Why Heartstopper Has Set a New Bar for Queer Media

Spoilers Ahead: This article contains spoilers for viewers that have not watched the show.


Heartstopper began streaming on Netflix on April 22nd and in just a few days it had viewers gushing over the incredible positive representation.


In less than a week, Heartstopper left audiences yearning for a second rewatching of this tender, heartwarming, and much need LGBTQ+ storyline. This coming-of-age Netflix series is based on the popular WEBTOON comics by the same name written and illustrated by Alice Oseman.



Heartstopper tells the story of Charlie Spring, an openly gay Year 10 student, and Nick Nelson, a popular Year 11 rugby player, and the genuine friendship that blooms into more between the two.


While there have been other successful LGBTQ+ titles ranging from movies and shows such as Love, Simon to Glee, they all have one thing in common—they all involve a narrative that focuses on someone being outed before they are ready. Although Heartstopper briefly touches on Charlie Spring’s similar coming out, the series instead highlights the importance of creating a safe space for characters, such as Nick Nelson, as he explores his own sexuality.

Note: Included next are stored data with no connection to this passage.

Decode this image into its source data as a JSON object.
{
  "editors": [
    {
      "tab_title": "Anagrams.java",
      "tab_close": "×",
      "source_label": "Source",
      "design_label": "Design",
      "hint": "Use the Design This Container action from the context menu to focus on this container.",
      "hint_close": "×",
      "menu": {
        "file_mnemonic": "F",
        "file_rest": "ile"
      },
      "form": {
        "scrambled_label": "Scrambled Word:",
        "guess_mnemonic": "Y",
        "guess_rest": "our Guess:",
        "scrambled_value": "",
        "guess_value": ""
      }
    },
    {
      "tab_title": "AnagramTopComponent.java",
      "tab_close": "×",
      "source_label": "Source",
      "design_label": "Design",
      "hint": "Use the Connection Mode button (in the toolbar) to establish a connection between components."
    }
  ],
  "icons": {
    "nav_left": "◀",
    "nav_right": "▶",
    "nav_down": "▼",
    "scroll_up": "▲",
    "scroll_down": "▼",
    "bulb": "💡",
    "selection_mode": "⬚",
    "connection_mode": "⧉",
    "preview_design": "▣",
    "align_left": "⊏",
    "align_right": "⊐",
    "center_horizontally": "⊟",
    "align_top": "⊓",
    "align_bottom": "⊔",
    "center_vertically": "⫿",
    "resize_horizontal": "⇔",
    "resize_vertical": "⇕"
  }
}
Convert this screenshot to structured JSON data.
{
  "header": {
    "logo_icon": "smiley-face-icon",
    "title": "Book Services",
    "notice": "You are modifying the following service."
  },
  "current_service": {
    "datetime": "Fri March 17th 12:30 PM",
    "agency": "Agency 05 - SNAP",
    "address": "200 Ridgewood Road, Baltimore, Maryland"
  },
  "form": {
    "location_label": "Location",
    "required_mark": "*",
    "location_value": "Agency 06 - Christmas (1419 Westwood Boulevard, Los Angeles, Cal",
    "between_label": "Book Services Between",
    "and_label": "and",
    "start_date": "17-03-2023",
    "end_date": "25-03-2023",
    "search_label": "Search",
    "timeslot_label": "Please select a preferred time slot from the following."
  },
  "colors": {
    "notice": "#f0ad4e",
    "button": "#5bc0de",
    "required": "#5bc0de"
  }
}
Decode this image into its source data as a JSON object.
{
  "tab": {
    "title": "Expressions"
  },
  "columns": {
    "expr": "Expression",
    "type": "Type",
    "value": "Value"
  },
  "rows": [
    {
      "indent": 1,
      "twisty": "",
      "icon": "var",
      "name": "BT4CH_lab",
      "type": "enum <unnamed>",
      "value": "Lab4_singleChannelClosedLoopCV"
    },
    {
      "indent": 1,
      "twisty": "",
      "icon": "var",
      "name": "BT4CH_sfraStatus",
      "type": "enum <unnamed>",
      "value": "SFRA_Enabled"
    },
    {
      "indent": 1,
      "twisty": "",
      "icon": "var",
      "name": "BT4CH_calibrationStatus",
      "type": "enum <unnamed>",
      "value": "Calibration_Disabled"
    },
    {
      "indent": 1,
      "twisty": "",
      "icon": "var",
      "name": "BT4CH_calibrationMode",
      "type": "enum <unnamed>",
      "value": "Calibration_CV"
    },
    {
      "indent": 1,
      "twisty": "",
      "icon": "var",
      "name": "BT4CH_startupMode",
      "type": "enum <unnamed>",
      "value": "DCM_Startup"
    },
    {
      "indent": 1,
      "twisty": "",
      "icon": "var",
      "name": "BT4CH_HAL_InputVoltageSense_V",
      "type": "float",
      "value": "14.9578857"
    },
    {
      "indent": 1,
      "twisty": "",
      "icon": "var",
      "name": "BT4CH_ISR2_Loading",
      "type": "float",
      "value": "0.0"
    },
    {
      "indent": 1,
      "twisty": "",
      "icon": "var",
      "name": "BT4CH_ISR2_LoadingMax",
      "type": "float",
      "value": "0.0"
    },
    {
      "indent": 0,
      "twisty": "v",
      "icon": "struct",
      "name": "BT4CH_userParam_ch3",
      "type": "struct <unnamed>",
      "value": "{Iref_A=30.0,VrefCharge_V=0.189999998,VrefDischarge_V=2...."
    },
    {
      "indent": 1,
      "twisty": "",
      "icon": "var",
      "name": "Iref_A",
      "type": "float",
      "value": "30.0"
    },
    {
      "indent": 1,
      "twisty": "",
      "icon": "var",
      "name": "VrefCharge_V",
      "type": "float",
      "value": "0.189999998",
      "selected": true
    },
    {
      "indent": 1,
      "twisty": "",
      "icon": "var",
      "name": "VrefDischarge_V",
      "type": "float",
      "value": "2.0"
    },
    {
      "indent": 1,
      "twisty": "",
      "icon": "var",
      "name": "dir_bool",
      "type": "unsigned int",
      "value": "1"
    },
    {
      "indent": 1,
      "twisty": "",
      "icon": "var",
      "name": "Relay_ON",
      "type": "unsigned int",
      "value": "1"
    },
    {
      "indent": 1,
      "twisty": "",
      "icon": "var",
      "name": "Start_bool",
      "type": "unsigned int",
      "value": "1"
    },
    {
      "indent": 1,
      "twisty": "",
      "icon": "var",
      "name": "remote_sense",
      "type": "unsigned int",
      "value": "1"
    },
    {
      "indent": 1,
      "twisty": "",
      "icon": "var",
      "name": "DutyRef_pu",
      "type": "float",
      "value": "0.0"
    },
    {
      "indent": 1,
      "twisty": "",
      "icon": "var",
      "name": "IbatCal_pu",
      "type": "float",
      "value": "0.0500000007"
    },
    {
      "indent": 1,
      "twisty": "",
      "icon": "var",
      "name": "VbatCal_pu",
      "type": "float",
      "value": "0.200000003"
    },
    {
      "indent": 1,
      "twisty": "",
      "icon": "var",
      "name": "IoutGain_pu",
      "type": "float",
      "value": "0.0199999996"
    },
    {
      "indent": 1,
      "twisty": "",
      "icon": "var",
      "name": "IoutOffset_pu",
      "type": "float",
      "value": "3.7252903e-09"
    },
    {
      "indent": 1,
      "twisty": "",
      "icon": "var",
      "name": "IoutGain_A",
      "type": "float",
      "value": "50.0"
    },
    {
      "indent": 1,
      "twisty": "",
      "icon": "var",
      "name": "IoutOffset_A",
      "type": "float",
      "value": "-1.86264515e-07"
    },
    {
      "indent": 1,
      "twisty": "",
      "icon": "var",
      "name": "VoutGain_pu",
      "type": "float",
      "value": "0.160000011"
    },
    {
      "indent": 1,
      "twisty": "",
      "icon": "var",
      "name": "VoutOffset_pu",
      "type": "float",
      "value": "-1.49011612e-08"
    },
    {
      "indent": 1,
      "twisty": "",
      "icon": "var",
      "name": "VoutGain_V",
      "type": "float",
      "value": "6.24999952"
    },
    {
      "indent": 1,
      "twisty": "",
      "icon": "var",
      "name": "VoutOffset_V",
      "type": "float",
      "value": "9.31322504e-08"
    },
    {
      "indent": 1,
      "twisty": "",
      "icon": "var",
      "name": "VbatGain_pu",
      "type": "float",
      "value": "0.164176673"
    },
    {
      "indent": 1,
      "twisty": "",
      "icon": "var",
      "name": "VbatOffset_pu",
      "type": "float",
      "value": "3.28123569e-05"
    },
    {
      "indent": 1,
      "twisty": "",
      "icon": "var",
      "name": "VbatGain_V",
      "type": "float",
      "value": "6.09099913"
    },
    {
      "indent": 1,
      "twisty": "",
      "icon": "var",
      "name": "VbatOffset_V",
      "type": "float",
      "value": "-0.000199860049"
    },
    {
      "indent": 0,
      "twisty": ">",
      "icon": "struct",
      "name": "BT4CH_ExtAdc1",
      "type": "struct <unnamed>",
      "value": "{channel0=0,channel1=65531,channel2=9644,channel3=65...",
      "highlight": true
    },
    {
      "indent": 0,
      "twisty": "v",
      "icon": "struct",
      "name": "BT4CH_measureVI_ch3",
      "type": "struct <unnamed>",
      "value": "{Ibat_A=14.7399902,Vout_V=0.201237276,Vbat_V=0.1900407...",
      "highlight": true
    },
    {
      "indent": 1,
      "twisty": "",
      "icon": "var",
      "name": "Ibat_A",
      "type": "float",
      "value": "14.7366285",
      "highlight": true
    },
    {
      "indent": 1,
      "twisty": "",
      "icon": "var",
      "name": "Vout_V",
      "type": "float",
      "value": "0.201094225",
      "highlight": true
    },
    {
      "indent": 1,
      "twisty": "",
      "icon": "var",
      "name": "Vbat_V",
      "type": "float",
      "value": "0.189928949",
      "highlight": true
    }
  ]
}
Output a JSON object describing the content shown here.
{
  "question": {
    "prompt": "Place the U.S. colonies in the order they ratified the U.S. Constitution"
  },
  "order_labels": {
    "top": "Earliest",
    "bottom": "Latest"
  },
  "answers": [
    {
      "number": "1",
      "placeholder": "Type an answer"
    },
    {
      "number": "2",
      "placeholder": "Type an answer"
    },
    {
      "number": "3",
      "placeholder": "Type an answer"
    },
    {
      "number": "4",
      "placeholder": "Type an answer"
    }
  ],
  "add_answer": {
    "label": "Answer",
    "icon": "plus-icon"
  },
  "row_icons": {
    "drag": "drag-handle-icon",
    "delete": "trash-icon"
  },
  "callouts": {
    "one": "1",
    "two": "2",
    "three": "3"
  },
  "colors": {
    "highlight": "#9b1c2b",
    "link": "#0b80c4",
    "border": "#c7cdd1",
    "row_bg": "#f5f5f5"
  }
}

Heartstopper is an eye-opening experience for viewers who regularly watch LGBTQ+ portrayals on-screen. One set of events that immediately stands out in the initial few episodes are those that shortly follow Nick and Charlie’s first kiss. This moment, being Nick’s first same-sex kiss happens at a birthday party where any student from Truham Grammar School for Boys (“Truham”) and Harvey Greene Grammar School for Girls (“Higgs”) could walk in at any time. After hearing one of his friends call after him, and aware of this same possibility, Nick dashes out of the room, leaving viewers thinking that it will all be downhill from there.

In a true heart-stopping fashion, Nick runs over to Charlie’s house the following day hoping to get some answers. While Charlie is quick to take the blame, Nick melted everyone’s heart when he pulled Charlie closer and kissed him, reaffirming his feelings. Throughout the series, Nick explores what it means to be attracted to someone of the same sex, often questioning what it means in an attempt to figure out where he may fall on the spectrum. In another beautifully depicted scene, while watching Pirates of the Caribbean with his mom and mentally swooning over both Kiera Knightley and Orlando Bloom, Nick slowly begins to understand that it’s possible to be attracted to more than one gender identity. Nick’s entire journey is a validating portrayal and experience for the bisexual community who are often depicted as having to “pick a side.”

Although the series mainly focuses on Nick and Charlie’s story, it’s not the only LGBTQ+ storyline being explored. Throughout the series, we meet Tara Jones and her girlfriend, Darcy Olsson, the self-appointed “school lesbians” who quickly befriend new student Ellie Argent into their friend group. While not a lot about Ellie’s past is brought up, we do discover that she transferred from Truham to the all-girls school. One thing Heartstopper does well to focus on is who Ellie is now and not who she was.


In their storyline, Tara and Darcy decide to make their relationship public which does receive some initial backlash and Heartstopper takes this as an opportunity to shine light on the invalidation of lesbians. After Tara posts a picture with her girlfriend on social media, it brings forth comments on such as “You don’t look like a lesbian” or “You’re too pretty to be a lesbian lmao” which is a slight nod to lesbian fetishization. Yet even through the difficulties, they are able to openly communicate with each other and express their concerns without shying away from labelling themselves as “lesbians” and being proud of it, which is often treated poorly by society.



Heartstopper has created a platform for multiple LGBTQ+ identities to feel seen, from Nick taking “The Ultimate Gay Quiz” to Charlie asking his art teacher how to stop liking a straight person. This show has made one thing clear, queer representation too often focuses on the negative possible outcomes of exploring one's sexuality and coming out. If anything, it has left the internet wanting more of this wholesome content. In fact, less than a month after its release Netflix announced that Heartstopper has been renewed for Season 2 and Season 3!